It seemed to me oddly appropriate that it was in this peaceful Swiss village where I have been for the past three weeks that I should learn that peace is breaking out in Gaza. For many days I watched the news about the latest ‘deal in Gaza’ with skepticism and a weary sense of déjà vu. We have been here before too many times. And then, at the very last moment, there has been some hitch that prevented the last living hostages from being released by the monsters who constitute Hamas. This time, they say, is different and Donald Trump plans to be in Jerusalem around the time you read this, so we must hope that it is. And that the hostages who remain alive will finally be released.

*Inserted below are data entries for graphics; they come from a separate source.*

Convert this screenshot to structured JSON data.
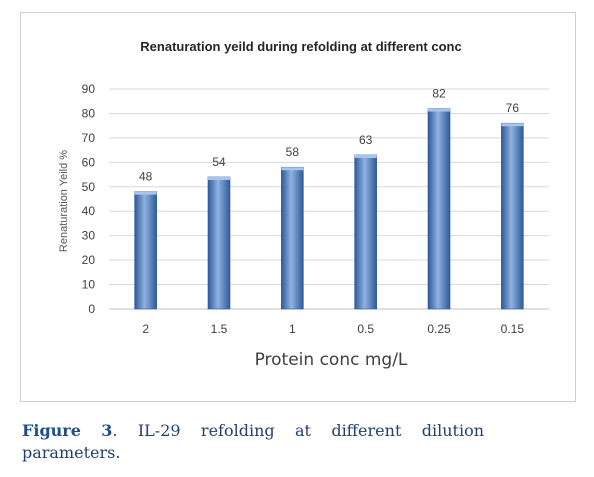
{
  "chart_data": {
    "type": "bar",
    "title": "Renaturation yeild during refolding at different conc",
    "xlabel": "Protein conc mg/L",
    "ylabel": "Renaturation Yeild %",
    "categories": [
      "2",
      "1.5",
      "1",
      "0.5",
      "0.25",
      "0.15"
    ],
    "values": [
      48,
      54,
      58,
      63,
      82,
      76
    ],
    "ylim": [
      0,
      90
    ],
    "yticks": [
      0,
      10,
      20,
      30,
      40,
      50,
      60,
      70,
      80,
      90
    ],
    "grid": true,
    "legend": "none",
    "bar_color": "#4f7ec0",
    "bar_color_dark": "#2e5a9a",
    "bar_color_light": "#8fb2e0"
  },
  "caption": {
    "label": "Figure",
    "number": "3",
    "text": ". IL-29 refolding at different dilution parameters."
  }
}
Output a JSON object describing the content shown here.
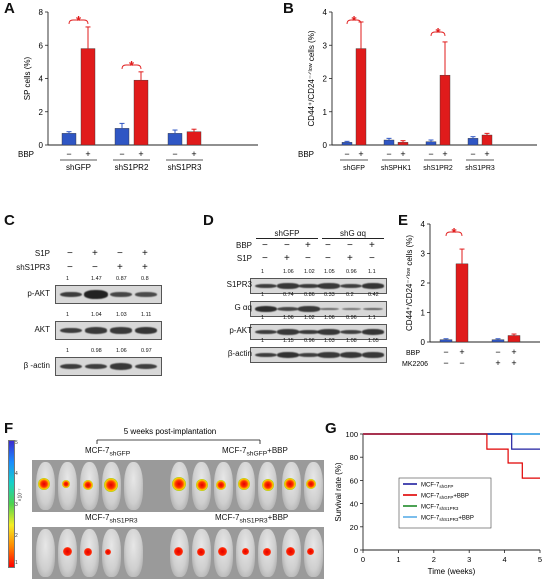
{
  "panels": {
    "A": {
      "letter": "A",
      "chart_data": {
        "type": "bar",
        "ylabel": "SP cells (%)",
        "ylim": [
          0,
          8
        ],
        "yticks": [
          "0",
          "2",
          "4",
          "6",
          "8"
        ],
        "bbp_label": "BBP",
        "bbp_signs": [
          "−",
          "+",
          "−",
          "+",
          "−",
          "+"
        ],
        "groups": [
          "shGFP",
          "shS1PR2",
          "shS1PR3"
        ],
        "values": [
          0.7,
          5.8,
          1.0,
          3.9,
          0.7,
          0.8
        ],
        "errors": [
          0.1,
          1.3,
          0.3,
          0.5,
          0.2,
          0.15
        ],
        "colors": [
          "#2f56c4",
          "#e01b1b",
          "#2f56c4",
          "#e01b1b",
          "#2f56c4",
          "#e01b1b"
        ],
        "significance": "*"
      }
    },
    "B": {
      "letter": "B",
      "chart_data": {
        "type": "bar",
        "ylabel": "CD44⁺/CD24⁻ᐟˡᵒʷ cells (%)",
        "ylim": [
          0,
          4
        ],
        "yticks": [
          "0",
          "1",
          "2",
          "3",
          "4"
        ],
        "bbp_label": "BBP",
        "bbp_signs": [
          "−",
          "+",
          "−",
          "+",
          "−",
          "+",
          "−",
          "+"
        ],
        "groups": [
          "shGFP",
          "shSPHK1",
          "shS1PR2",
          "shS1PR3"
        ],
        "values": [
          0.08,
          2.9,
          0.15,
          0.08,
          0.1,
          2.1,
          0.2,
          0.3
        ],
        "errors": [
          0.03,
          0.8,
          0.05,
          0.05,
          0.05,
          1.0,
          0.05,
          0.05
        ],
        "colors": [
          "#2f56c4",
          "#e01b1b",
          "#2f56c4",
          "#e01b1b",
          "#2f56c4",
          "#e01b1b",
          "#2f56c4",
          "#e01b1b"
        ],
        "significance": "*"
      }
    },
    "C": {
      "letter": "C",
      "treatments": [
        {
          "label": "S1P",
          "signs": [
            "−",
            "+",
            "−",
            "+"
          ]
        },
        {
          "label": "shS1PR3",
          "signs": [
            "−",
            "−",
            "+",
            "+"
          ]
        }
      ],
      "blots": [
        {
          "label": "p-AKT",
          "values": [
            "1",
            "1.47",
            "0.87",
            "0.8"
          ]
        },
        {
          "label": "AKT",
          "values": [
            "1",
            "1.04",
            "1.03",
            "1.11"
          ]
        },
        {
          "label": "β -actin",
          "values": [
            "1",
            "0.98",
            "1.06",
            "0.97"
          ]
        }
      ]
    },
    "D": {
      "letter": "D",
      "groups": [
        "shGFP",
        "shG αq"
      ],
      "treatments": [
        {
          "label": "BBP",
          "signs": [
            "−",
            "−",
            "+",
            "−",
            "−",
            "+"
          ]
        },
        {
          "label": "S1P",
          "signs": [
            "−",
            "+",
            "−",
            "−",
            "+",
            "−"
          ]
        }
      ],
      "blots": [
        {
          "label": "S1PR3",
          "values": [
            "1",
            "1.06",
            "1.02",
            "1.05",
            "0.96",
            "1.1"
          ]
        },
        {
          "label": "G αq",
          "values": [
            "1",
            "0.74",
            "0.86",
            "0.33",
            "0.2",
            "0.42"
          ]
        },
        {
          "label": "p-AKT",
          "values": [
            "1",
            "1.06",
            "1.02",
            "1.06",
            "0.96",
            "1.1"
          ]
        },
        {
          "label": "β-actin",
          "values": [
            "1",
            "1.15",
            "0.96",
            "1.03",
            "1.08",
            "1.05"
          ]
        }
      ]
    },
    "E": {
      "letter": "E",
      "chart_data": {
        "type": "bar",
        "ylabel": "CD44⁺/CD24⁻ᐟˡᵒʷ cells (%)",
        "ylim": [
          0,
          4
        ],
        "yticks": [
          "0",
          "1",
          "2",
          "3",
          "4"
        ],
        "rows": [
          {
            "label": "BBP",
            "signs": [
              "−",
              "+",
              "−",
              "+"
            ]
          },
          {
            "label": "MK2206",
            "signs": [
              "−",
              "−",
              "+",
              "+"
            ]
          }
        ],
        "values": [
          0.08,
          2.65,
          0.08,
          0.22
        ],
        "errors": [
          0.03,
          0.5,
          0.03,
          0.05
        ],
        "colors": [
          "#2f56c4",
          "#e01b1b",
          "#2f56c4",
          "#e01b1b"
        ],
        "significance": "*"
      }
    },
    "F": {
      "letter": "F",
      "title": "5 weeks post-implantation",
      "colorbar_ticks": [
        "5",
        "4",
        "3",
        "2",
        "1"
      ],
      "colorbar_unit": "×10⁻⁷",
      "groups": [
        {
          "base": "MCF-7",
          "sub": "shGFP",
          "suffix": ""
        },
        {
          "base": "MCF-7",
          "sub": "shGFP",
          "suffix": "+BBP"
        },
        {
          "base": "MCF-7",
          "sub": "shS1PR3",
          "suffix": ""
        },
        {
          "base": "MCF-7",
          "sub": "shS1PR3",
          "suffix": "+BBP"
        }
      ]
    },
    "G": {
      "letter": "G",
      "chart_data": {
        "type": "line",
        "xlabel": "Time (weeks)",
        "ylabel": "Survival rate (%)",
        "xlim": [
          0,
          5
        ],
        "ylim": [
          0,
          100
        ],
        "xticks": [
          "0",
          "1",
          "2",
          "3",
          "4",
          "5"
        ],
        "yticks": [
          "0",
          "20",
          "40",
          "60",
          "80",
          "100"
        ],
        "series": [
          {
            "name": "MCF-7shGFP",
            "base": "MCF-7",
            "sub": "shGFP",
            "suffix": "",
            "color": "#1f1fa0",
            "steps": [
              [
                0,
                100
              ],
              [
                4.2,
                100
              ],
              [
                4.2,
                87
              ],
              [
                5,
                87
              ]
            ]
          },
          {
            "name": "MCF-7shGFP+BBP",
            "base": "MCF-7",
            "sub": "shGFP",
            "suffix": "+BBP",
            "color": "#e00000",
            "steps": [
              [
                0,
                100
              ],
              [
                3.5,
                100
              ],
              [
                3.5,
                87
              ],
              [
                4.1,
                87
              ],
              [
                4.1,
                75
              ],
              [
                4.5,
                75
              ],
              [
                4.5,
                62
              ],
              [
                5,
                62
              ]
            ]
          },
          {
            "name": "MCF-7shS1PR3",
            "base": "MCF-7",
            "sub": "shS1PR3",
            "suffix": "",
            "color": "#1f8a2a",
            "steps": [
              [
                0,
                100
              ],
              [
                5,
                100
              ]
            ]
          },
          {
            "name": "MCF-7shS1PR3+BBP",
            "base": "MCF-7",
            "sub": "shS1PR3",
            "suffix": "+BBP",
            "color": "#5aaee8",
            "steps": [
              [
                0,
                100
              ],
              [
                5,
                100
              ]
            ]
          }
        ]
      }
    }
  }
}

At a personal level, my deepest concern since the atrocities committed by Hamas’ Islamic warriors on October 7, 2023, has been for the hostages. Often, I have thought of the babies that were taken down into those tunnels under Gaza. Often, I have wondered if they were separated from their parents. Often, I have wondered if there was anyone to explain to them why their innocent lives were plunged into darkness. And if there was someone to explain to them that it was not their fault that any of these things happened. When the tiny coffins of those two little boys were handed back by their Hamas captors, I felt as if children from my own family had died. Kfir Bibas was nine months old, and his brother Ariel was four. Among the 251 hostages abducted by Hamas, there were 36 children.
It is no longer politically correct to remember the suffering of the Israeli children who were taken hostage. It is the suffering of the thousands of children of Gaza that we are reminded of every day by the Western media. But this column has never been politically correct. I think what has happened to the people of Gaza in the past two years is one of the greatest tragedies ever and the men who stopped food and basic healthcare from entering Gaza are demons. But the thing we seem to forget is that this would not have happened if Hamas had just released the hostages.
There would not have been this horrible war if the hostages had been released. Gaza would not have been turned into a place of broken people and broken buildings if the hostages had been released. So why did Hamas not release them? Was it because they believed, as some of their leaders have admitted, that allowing their own people to be killed was a necessary sacrifice? Speaking for myself, I blame Hamas for almost all that has happened. More than Benjamin Netanyahu, although his name will be recorded in the annals of evil.
This column has been accused of Islamophobia before, so I do not hesitate to say that Hamas is a death cult, and its fanatical terrorists are motivated by an ideology that is, in my view, the Nazism of our time. This ideology does not have a name but can be called jihadism and we see too many people in our own country who subscribe to it. There are some fake liberals, and I think of myself as a true liberal, who like to expound upon the theory that jihadism is the same as Hindutva.
It is wrong to say this because there is not a religious book in the entire literature of the Sanatan Dharma that says killing non-believers is something God approves of. Islam does sanction the beheading of us idol-worshipping types and it is from this sanction that death cults like Hamas draw inspiration. On our sub-continent, there are jihadists who believe that killing ‘kafirs’ is a religious duty and there are those in the Middle East who believe killing Jews is a religious duty. One of the images that has engraved itself in my brain from the horrors of October 7, 2023, is of a Hamas warrior calling his father to tell him proudly that he had killed 10 Jews with his own hands. People who can talk like this are sick and it is time to say this loudly.
The point I am trying to make is that what has happened in Gaza has happened because of the sick ideology that Hamas believes in. No cause in the world justifies taking small children hostage and keeping them confined underground for months. To do that is barbarism. It is true that more than 67,000 people have been killed in Gaza, of which many were children and women, and that is truly tragic and very, very sad. But if the hostages are released by next week and a kind of peace breaks out in Gaza, it could be time for those who voted for Hamas to stop and think about the kind of people they chose to represent them.
There are too many ‘moderate’ Muslims who refuse to confront the truth that the ideology that has created death cults like Hamas is one that gets its sanction from Islam. If the Quran is, as Muslims believe, the final message of Allah, then it could be time for the Islamic clergy to say that this message has now been dangerously misunderstood by the men who believe that brutality in Allah’s name is brutality that is for the good of humankind.